Yamamoto Takayuki, Pearson Daniel S, Ababneh Emad I, Harris Cynthia, Nissaisorakarn Pitchaphon, Mahowald Grace K, Heher Yael K, Elias Nahel, Markmann James F, Lewis Gregory D, Riella Leonardo V
Center for Transplantation Sciences, Massachusetts General Hospital/Harvard Medical School, Boston, MA, United States.
Department of Surgery, Massachusetts General Hospital/Harvard Medical School, Boston, MA, United States.
Front Nephrol. 2022 Nov 28;2:1047217. doi: 10.3389/fneph.2022.1047217. eCollection 2022.

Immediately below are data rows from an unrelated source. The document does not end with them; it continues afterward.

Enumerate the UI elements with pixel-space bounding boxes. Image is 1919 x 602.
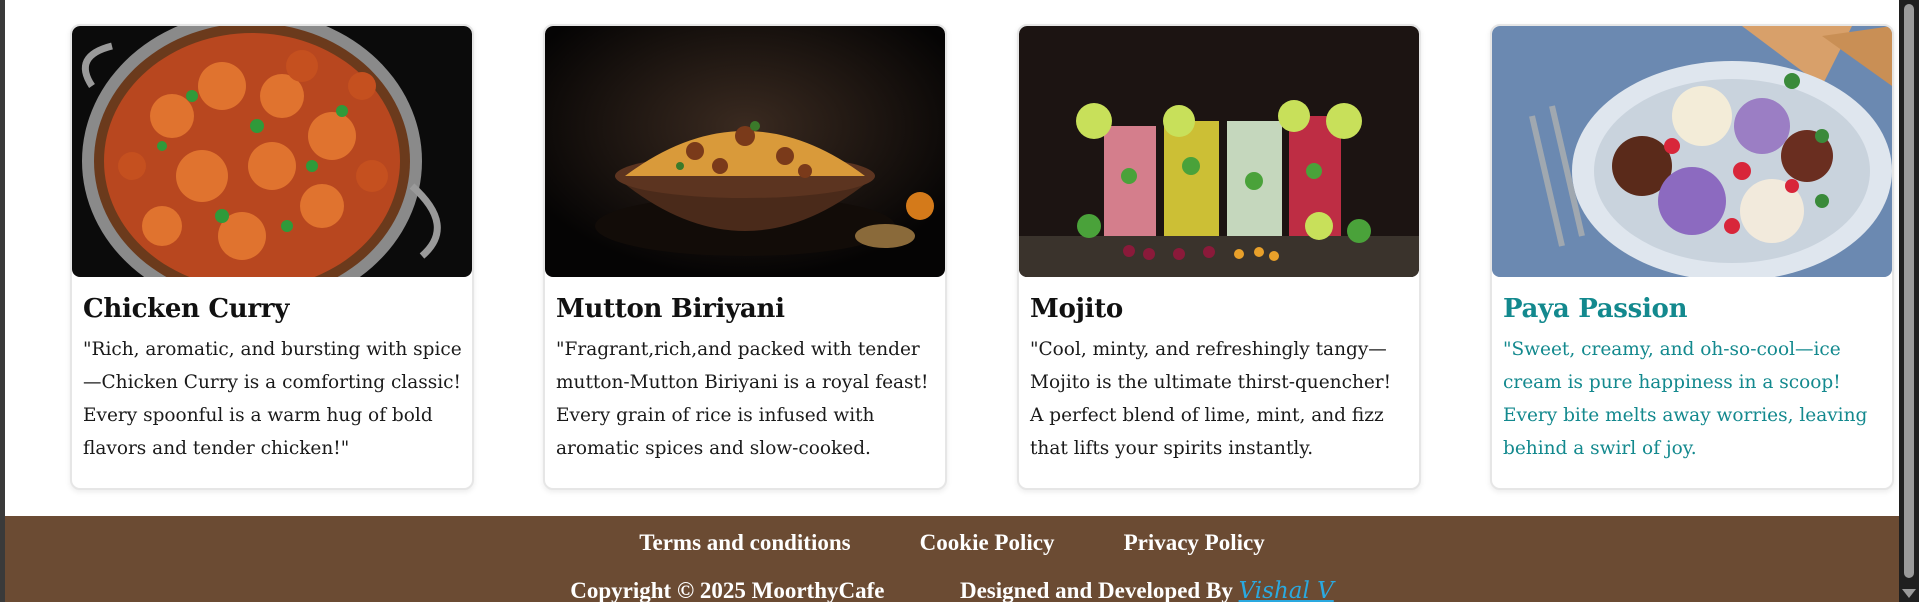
- cookie-policy-link[interactable]: Cookie Policy: [920, 530, 1055, 556]
- footer-links: Terms and conditions Cookie Policy Priva…: [5, 530, 1899, 556]
- mojito-image: [1019, 26, 1419, 277]
- card-description: "Rich, aromatic, and bursting with spice…: [83, 339, 462, 459]
- ice-cream-image: [1492, 26, 1892, 277]
- card-title: Chicken Curry: [83, 294, 290, 324]
- card-title: Mojito: [1030, 294, 1123, 324]
- card-description: "Cool, minty, and refreshingly tangy—Moj…: [1030, 339, 1392, 459]
- copyright-text: Copyright © 2025 MoorthyCafe: [570, 578, 885, 602]
- menu-cards: Chicken Curry "Rich, aromatic, and burst…: [5, 0, 1899, 516]
- page: Chicken Curry "Rich, aromatic, and burst…: [5, 0, 1899, 602]
- menu-card-paya-passion[interactable]: Paya Passion "Sweet, creamy, and oh-so-c…: [1490, 24, 1894, 490]
- menu-card-chicken-curry[interactable]: Chicken Curry "Rich, aromatic, and burst…: [70, 24, 474, 490]
- card-description: "Sweet, creamy, and oh-so-cool—ice cream…: [1503, 339, 1868, 459]
- card-description: "Fragrant,rich,and packed with tender mu…: [556, 339, 929, 459]
- terms-link[interactable]: Terms and conditions: [639, 530, 850, 556]
- vertical-scrollbar[interactable]: [1899, 0, 1919, 602]
- mutton-biriyani-image: [545, 26, 945, 277]
- menu-card-mutton-biriyani[interactable]: Mutton Biriyani "Fragrant,rich,and packe…: [543, 24, 947, 490]
- developer-link[interactable]: Vishal V: [1239, 578, 1334, 602]
- menu-card-mojito[interactable]: Mojito "Cool, minty, and refreshingly ta…: [1017, 24, 1421, 490]
- scroll-down-arrow-icon[interactable]: [1902, 589, 1916, 598]
- footer-credits: Copyright © 2025 MoorthyCafe Designed an…: [5, 578, 1899, 602]
- site-footer: Terms and conditions Cookie Policy Priva…: [5, 516, 1899, 602]
- card-title: Paya Passion: [1503, 294, 1688, 324]
- privacy-policy-link[interactable]: Privacy Policy: [1124, 530, 1265, 556]
- card-title: Mutton Biriyani: [556, 294, 785, 324]
- chicken-curry-image: [72, 26, 472, 277]
- designed-by-text: Designed and Developed By: [959, 578, 1233, 602]
- scrollbar-thumb[interactable]: [1904, 4, 1914, 578]
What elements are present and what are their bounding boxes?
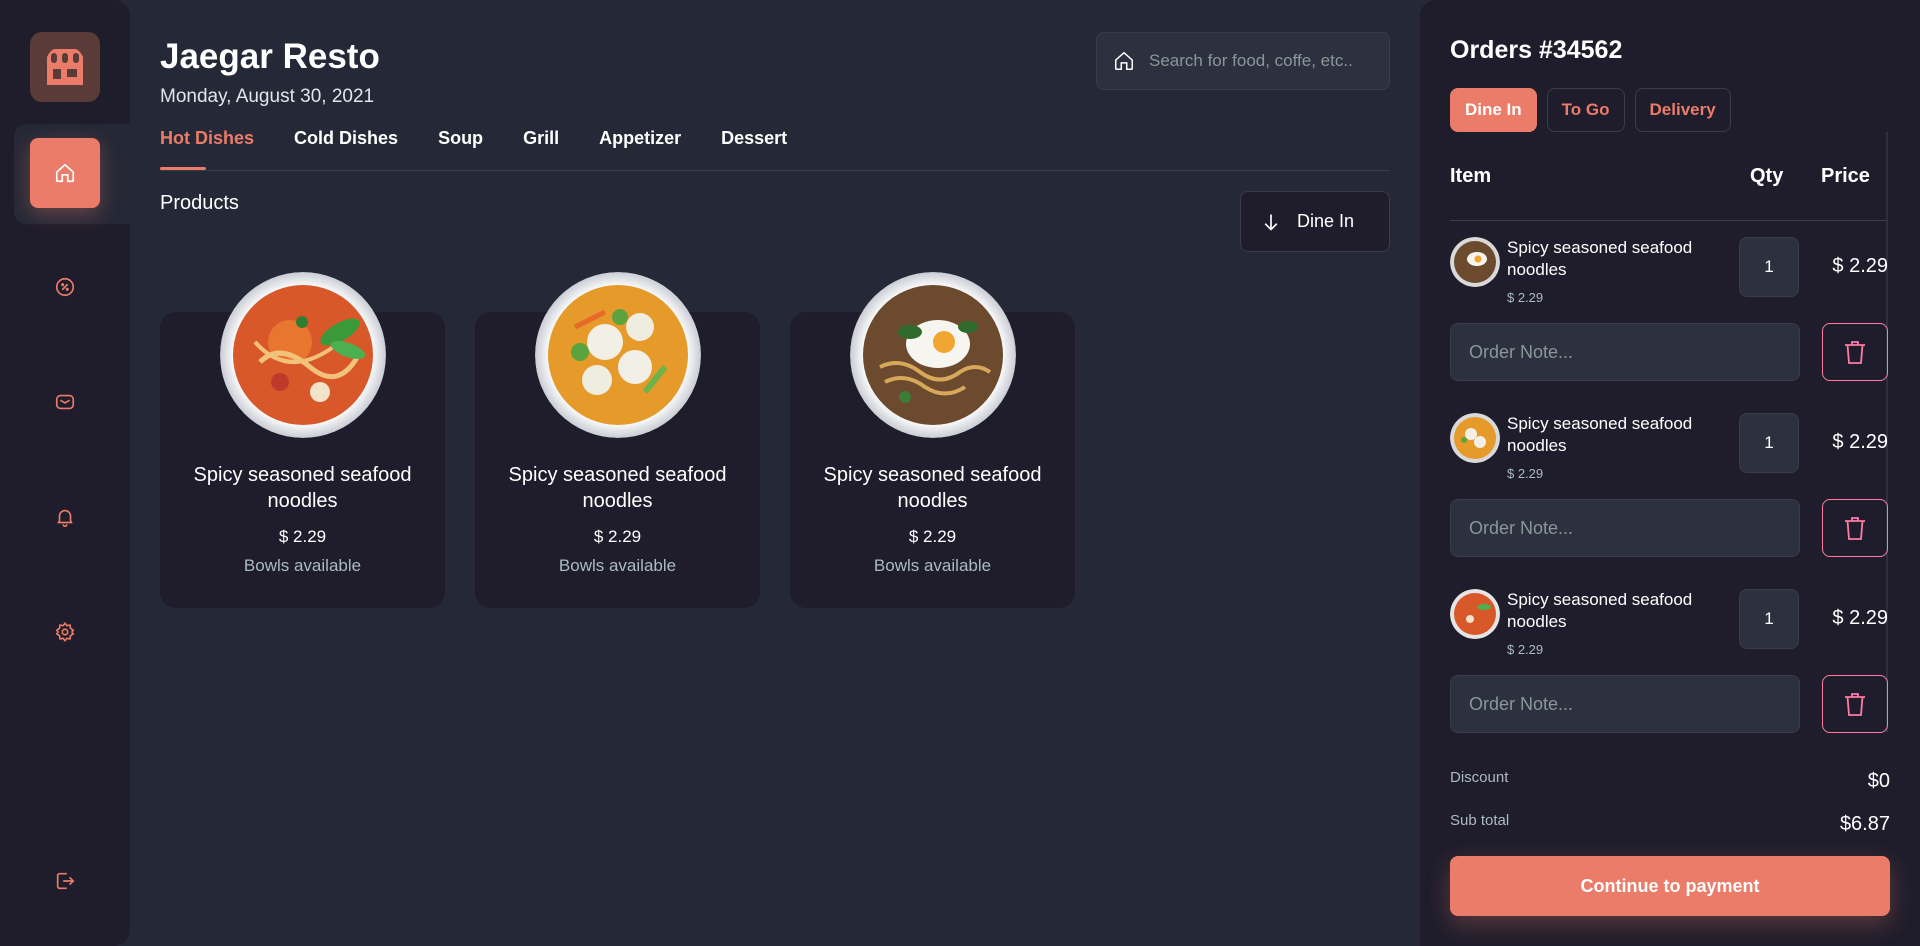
column-header-price: Price: [1821, 165, 1870, 187]
order-tab-to-go[interactable]: To Go: [1546, 88, 1625, 132]
dine-in-filter-label: Dine In: [1297, 211, 1355, 231]
dish-image: [850, 272, 1016, 438]
trash-icon: [1845, 693, 1865, 716]
subtotal-value: $6.87: [1839, 813, 1890, 835]
order-note-input[interactable]: [1450, 323, 1800, 381]
product-availability: Bowls available: [243, 556, 362, 575]
current-date: Monday, August 30, 2021: [160, 86, 375, 107]
order-title: Orders #34562: [1450, 36, 1623, 64]
quantity-field[interactable]: 1: [1739, 589, 1799, 649]
discount-icon[interactable]: [30, 252, 100, 322]
arrow-down-icon: [1264, 214, 1278, 231]
order-item-thumbnail: [1450, 589, 1500, 639]
order-item-total: $ 2.29: [1832, 431, 1888, 453]
product-card[interactable]: Spicy seasoned seafood noodles $ 2.29 Bo…: [475, 272, 760, 608]
logout-icon[interactable]: [30, 846, 100, 916]
order-item-name: Spicy seasoned seafood noodles: [1507, 414, 1693, 455]
product-name: Spicy seasoned seafood noodles: [823, 464, 1042, 512]
product-price: $ 2.29: [278, 527, 327, 546]
order-item-name: Spicy seasoned seafood noodles: [1507, 238, 1693, 279]
restaurant-logo-icon[interactable]: [30, 32, 100, 102]
tab-soup[interactable]: Soup: [438, 128, 483, 172]
product-availability: Bowls available: [873, 556, 992, 575]
discount-value: $0: [1867, 770, 1890, 792]
dine-in-filter[interactable]: Dine In: [1240, 191, 1390, 252]
delete-item-button[interactable]: [1822, 323, 1888, 381]
order-item: Spicy seasoned seafood noodles $ 2.29 1 …: [1450, 237, 1888, 407]
column-header-item: Item: [1450, 165, 1492, 187]
tab-appetizer[interactable]: Appetizer: [599, 128, 681, 172]
order-item: Spicy seasoned seafood noodles $ 2.29 1 …: [1450, 413, 1888, 583]
trash-icon: [1845, 517, 1865, 540]
order-item-total: $ 2.29: [1832, 607, 1888, 629]
search-box[interactable]: [1096, 32, 1390, 90]
tab-hot-dishes[interactable]: Hot Dishes: [160, 128, 254, 172]
sidebar: [0, 0, 130, 946]
order-item-unit-price: $ 2.29: [1507, 642, 1544, 657]
product-card[interactable]: Spicy seasoned seafood noodles $ 2.29 Bo…: [160, 272, 445, 608]
order-item-thumbnail: [1450, 413, 1500, 463]
search-icon: [1115, 51, 1133, 70]
discount-label: Discount: [1450, 769, 1509, 786]
order-note-input[interactable]: [1450, 675, 1800, 733]
settings-icon[interactable]: [30, 597, 100, 667]
order-type-tabs: Dine In To Go Delivery: [1450, 88, 1741, 132]
page-title: Jaegar Resto: [160, 37, 380, 76]
tab-cold-dishes[interactable]: Cold Dishes: [294, 128, 398, 172]
product-price: $ 2.29: [593, 527, 642, 546]
quantity-field[interactable]: 1: [1739, 413, 1799, 473]
delete-item-button[interactable]: [1822, 675, 1888, 733]
home-icon[interactable]: [30, 138, 100, 208]
tab-dessert[interactable]: Dessert: [721, 128, 787, 172]
column-header-qty: Qty: [1750, 165, 1784, 187]
order-tab-delivery[interactable]: Delivery: [1634, 88, 1731, 132]
order-note-input[interactable]: [1450, 499, 1800, 557]
orders-panel: Orders #34562 Dine In To Go Delivery Ite…: [1420, 0, 1920, 946]
order-item-unit-price: $ 2.29: [1507, 466, 1544, 481]
order-item-unit-price: $ 2.29: [1507, 290, 1544, 305]
category-tabs: Hot Dishes Cold Dishes Soup Grill Appeti…: [160, 128, 827, 172]
tabs-divider: [160, 170, 1390, 171]
message-icon[interactable]: [30, 367, 100, 437]
products-heading: Products: [160, 192, 239, 214]
notification-icon[interactable]: [30, 482, 100, 552]
product-name: Spicy seasoned seafood noodles: [193, 464, 412, 512]
product-price: $ 2.29: [908, 527, 957, 546]
delete-item-button[interactable]: [1822, 499, 1888, 557]
product-name: Spicy seasoned seafood noodles: [508, 464, 727, 512]
order-header-divider: [1450, 220, 1888, 221]
order-item-total: $ 2.29: [1832, 255, 1888, 277]
order-tab-dine-in[interactable]: Dine In: [1450, 88, 1537, 132]
search-input[interactable]: [1149, 51, 1369, 71]
continue-to-payment-button[interactable]: Continue to payment: [1450, 856, 1890, 916]
dish-image: [535, 272, 701, 438]
subtotal-label: Sub total: [1450, 812, 1510, 829]
order-item: Spicy seasoned seafood noodles $ 2.29 1 …: [1450, 589, 1888, 759]
order-item-name: Spicy seasoned seafood noodles: [1507, 590, 1693, 631]
dish-image: [220, 272, 386, 438]
product-availability: Bowls available: [558, 556, 677, 575]
trash-icon: [1845, 341, 1865, 364]
tab-grill[interactable]: Grill: [523, 128, 559, 172]
product-card[interactable]: Spicy seasoned seafood noodles $ 2.29 Bo…: [790, 272, 1075, 608]
order-item-thumbnail: [1450, 237, 1500, 287]
quantity-field[interactable]: 1: [1739, 237, 1799, 297]
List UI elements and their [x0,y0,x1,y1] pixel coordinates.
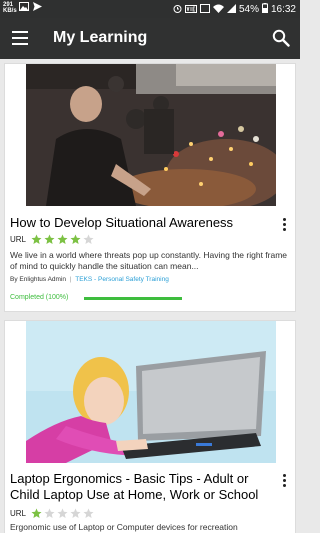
star-filled-icon [70,234,81,244]
course-description: Ergonomic use of Laptop or Computer devi… [10,522,238,532]
star-empty-icon [70,508,81,518]
wifi-icon [212,4,224,16]
star-filled-icon [31,234,42,244]
course-description: We live in a world where threats pop up … [10,250,288,271]
more-options-icon[interactable] [281,474,287,490]
page-title: My Learning [53,29,148,46]
app-bar: My Learning [0,18,300,59]
star-filled-icon [31,508,42,518]
meta-separator: | [69,276,72,283]
course-thumbnail[interactable] [26,321,276,463]
signal-icon [226,3,236,16]
search-icon[interactable] [272,29,290,47]
rating-row: URL [10,508,94,519]
volte-icon [184,4,197,15]
course-card[interactable]: Laptop Ergonomics - Basic Tips - Adult o… [4,320,296,533]
course-thumbnail[interactable] [26,64,276,206]
course-type-label: URL [10,509,27,518]
menu-icon[interactable] [12,31,28,45]
send-icon [33,2,42,14]
status-bar: 291 KB/s 54% 16:32 [0,0,300,18]
alarm-icon [173,4,182,16]
star-empty-icon [83,234,94,244]
progress-fill [84,297,182,300]
more-options-icon[interactable] [281,218,287,234]
course-type-label: URL [10,235,27,244]
rating-row: URL [10,234,94,245]
star-empty-icon [83,508,94,518]
clock: 16:32 [270,4,296,15]
course-title[interactable]: How to Develop Situational Awareness [10,215,268,231]
star-empty-icon [57,508,68,518]
course-title[interactable]: Laptop Ergonomics - Basic Tips - Adult o… [10,471,268,503]
course-meta: By Enlightus Admin | TEKS - Personal Saf… [10,276,169,283]
network-speed: 291 KB/s [3,2,17,14]
completion-status: Completed (100%) [10,294,69,301]
star-rating [31,508,94,519]
star-empty-icon [44,508,55,518]
star-filled-icon [44,234,55,244]
progress-bar [84,297,182,300]
star-rating [31,234,94,245]
course-card[interactable]: How to Develop Situational Awareness URL… [4,63,296,312]
star-filled-icon [57,234,68,244]
battery-icon [261,3,268,16]
course-list: How to Develop Situational Awareness URL… [0,59,300,533]
battery-percentage: 54% [238,4,259,15]
author-name: By Enlightus Admin [10,276,67,283]
category-link[interactable]: TEKS - Personal Safety Training [75,276,169,283]
cast-icon [199,3,210,16]
image-icon [19,2,29,14]
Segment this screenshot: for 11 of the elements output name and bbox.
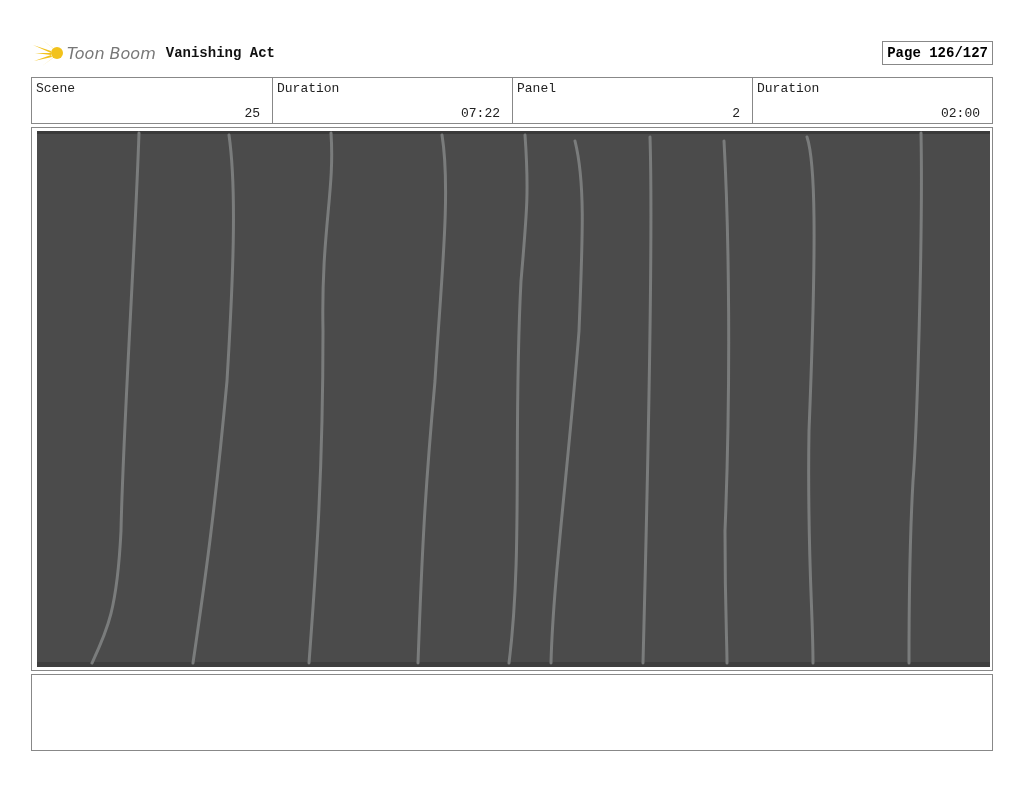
field-label: Panel <box>517 81 557 96</box>
field-label: Scene <box>36 81 76 96</box>
field-value: 07:22 <box>461 106 500 121</box>
logo-wordmark: Toon Boom <box>67 43 156 63</box>
field-value: 2 <box>732 106 740 121</box>
field-value: 02:00 <box>941 106 980 121</box>
field-label: Duration <box>277 81 341 96</box>
field-value: 25 <box>244 106 260 121</box>
field-label: Duration <box>757 81 821 96</box>
page-number: Page 126/127 <box>882 41 993 65</box>
project-title: Vanishing Act <box>165 45 275 61</box>
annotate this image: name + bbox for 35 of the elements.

Preformed donor-specific antibodies are associated with a higher risk of rejection and worse graft survival in organ transplantation. However, in heart transplantation, the risk and benefit balance between high mortality on the waiting list and graft survival may allow the acceptance of higher immunologic risk donors in broadly sensitized recipients. Transplanting donor-recipient pairs with a positive complement dependent cytotoxic (CDC) crossmatch carries the highest risk of hyperacute rejection and immediate graft loss and is usually avoided in kidney transplantation. Herein we report the first successful simultaneous heart-kidney transplant with a T- and B-cell CDC crossmatch positive donor using a combination of rituximab, intravenous immunoglobulin, plasmapheresis, bortezomib and rabbit anti-thymocyte globulin induction followed by eculizumab therapy for two months post-transplant. In the year following transplantation, both allografts maintained stable graft function (all echocardiographic left ventricular ejection fractions ≥ 65%, eGFR>60) and showed no histologic evidence of antibody-mediated rejection. In addition, the patient has not developed any severe infections including cytomegalovirus or BK virus infection. In conclusion, a multitarget immunosuppressive regimen can allow for combined heart/kidney transplantation across positive CDC crossmatches without evidence of antibody-mediated rejection or significant infection. Longer follow-up will be needed to further support this conclusion.
预存的供者特异性抗体与器官移植中更高的排斥风险及更差的移植物存活相关。然而,在心脏移植中,等待名单上的高死亡率与移植物存活之间的风险和益处平衡,可能使得在广泛致敏的受者中接受免疫风险更高的供者成为可能。移植补体依赖细胞毒性(CDC)交叉配型阳性的供受者对,发生超急性排斥和即刻移植物丢失的风险最高,在肾移植中通常会避免。在此,我们报告首例成功的心脏-肾脏同时移植,供者的T细胞和B细胞CDC交叉配型均为阳性,采用了利妥昔单抗、静脉注射免疫球蛋白、血浆置换、硼替佐米和兔抗胸腺细胞球蛋白诱导治疗的联合方案,随后在移植后两个月使用依库珠单抗治疗。在移植后的一年里,两个同种异体移植物的功能均保持稳定(所有超声心动图检查的左心室射血分数≥65%,估算肾小球滤过率>60),且未显示抗体介导排斥的组织学证据。此外,患者未发生任何严重感染,包括巨细胞病毒或BK病毒感染。总之,多靶点免疫抑制方案可实现CDC交叉配型阳性的心脏/肾脏联合移植,且无抗体介导排斥或严重感染的证据。需要更长时间的随访来进一步支持这一结论。